• bir haydar ergülen şiiri;

    " hangimizin tarihi yağmuru açık değil bu şehirde?
    bakarım, arkasından bile konuşamam sevdiklerimin...

    işte, başkalarının ayıbından kesilmiş dilim,
    ve yalnızlığımın sunduğu tek incelik olan şiddetin
    törenini kabul ettim kimse bilmedi,
    sırların sonu yokmuş: mühür kırık, av peşimde,
    uçurumlardan çevrilip yağmurlarda yenildim...

    bir yabancı gibi hiç kavuşmadığım ayrılıkları geçtim,
    yalnızlığın içindeki yıldızlar gibi ayrı geçtim,
    ipek olup ele gelen inceliklerden yenilgi,
    birbirinin sağırlığına bağıran her ağızdan tevekkül,
    kötülüğü uzatan gölgelerden hatıra...
    dağılmış cüzleriydi çocukluğundan göndere çekilenin.

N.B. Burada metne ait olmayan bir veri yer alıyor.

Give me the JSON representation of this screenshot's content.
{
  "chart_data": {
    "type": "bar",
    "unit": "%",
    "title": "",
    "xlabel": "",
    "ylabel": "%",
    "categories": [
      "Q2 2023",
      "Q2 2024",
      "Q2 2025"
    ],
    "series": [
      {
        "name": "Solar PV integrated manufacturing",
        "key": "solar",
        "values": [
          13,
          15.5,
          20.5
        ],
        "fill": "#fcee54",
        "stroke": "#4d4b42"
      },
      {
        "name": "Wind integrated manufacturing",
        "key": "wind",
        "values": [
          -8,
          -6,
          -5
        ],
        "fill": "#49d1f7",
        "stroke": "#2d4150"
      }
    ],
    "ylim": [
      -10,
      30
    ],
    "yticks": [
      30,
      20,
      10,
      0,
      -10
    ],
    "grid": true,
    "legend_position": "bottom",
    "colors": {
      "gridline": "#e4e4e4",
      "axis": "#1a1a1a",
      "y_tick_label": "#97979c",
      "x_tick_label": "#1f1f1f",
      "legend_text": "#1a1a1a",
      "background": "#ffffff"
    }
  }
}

    bir gülün rüzgardan uzaklığını anlarım, kırılır,
    alınganlığımsa, rüzgara hazır olmayanın korkusu...
    bir köylü gibi oyuna gelmemektense, soytarı olsaydım,
    yenilgide boynu ilk vurulan şehit,
    ya da bir köylü gibi, kendimin ve şehirlerin
    unutmasına bıraksaydım oyunbozan ruhumu,
    omuzlarım dar, maskem yerde ve sesim
    karartmıyor gümüşe tutulan aşkların korosunu

    - gömleğini geniş tut, her zaman rüzgar bulunmaz!
    çabuk aşk hafif tarih avam ruh karnavalda
    kandırılmış gövdenin yüzü yok, aynaya bakmaz,
    karanlikta dans edene adi sorulmaz! "
  • aynı zamanda bir raymond federman şiiri;

    " bu şiirin
    sorunu ne
    biliyor musunuz.
    ışık
    ister
    okunmak için.

    evet ışık:
    gün ışığı
    mum ışığı
    elektrik ışığı
    güneş ışığı

    insan karanlıkta
    dans edebilir
    karanlıkta
    şarkı söyleyebilir
    karanlıkta
    sevişebilir ama
    karanlıkta okunmaz
    şiir dediğin
    belki de budur
    en büyük kusur
    meretin. "
  • karl ove knausgaardın kavgam serisinin monokldan çıkan 4. kitabı. elimdeki kitap bitince başlamak için sabırsızlandığım kitap. bu kez de kapağı biraz popstar biyografisi gibi gözüktüğünden yine gazeteye sarıp okumak gerekecek. tamam siz yine adamın resmini koyun ama ilk kitap gibi olsun mesela.
  • trier'in "altın kalp üçlemesi" serisinin üçüncü ve son filmi. (diğer iki film: dalgaları aşmak (1996) ve gerizekalılar (1998))

    filmi yükselten oyunculara örnek olarak björk gu?mundsdóttir efsane rol ile eşleşmiş.
    anne+çocuk ilişkisi, engelli bireylerin sosyal statülerindeki paradigmalar gibi best topic'lerde hem oldukça dramatik hem de müzikal ritmindeki geçişlerle oldukça cool bir hava yakalamayı başarmış.
  • fazla gerçek olan filmlerdendir, björk'ün oyunculuğu ve müzikleri ile bambaşka bir seviyededir.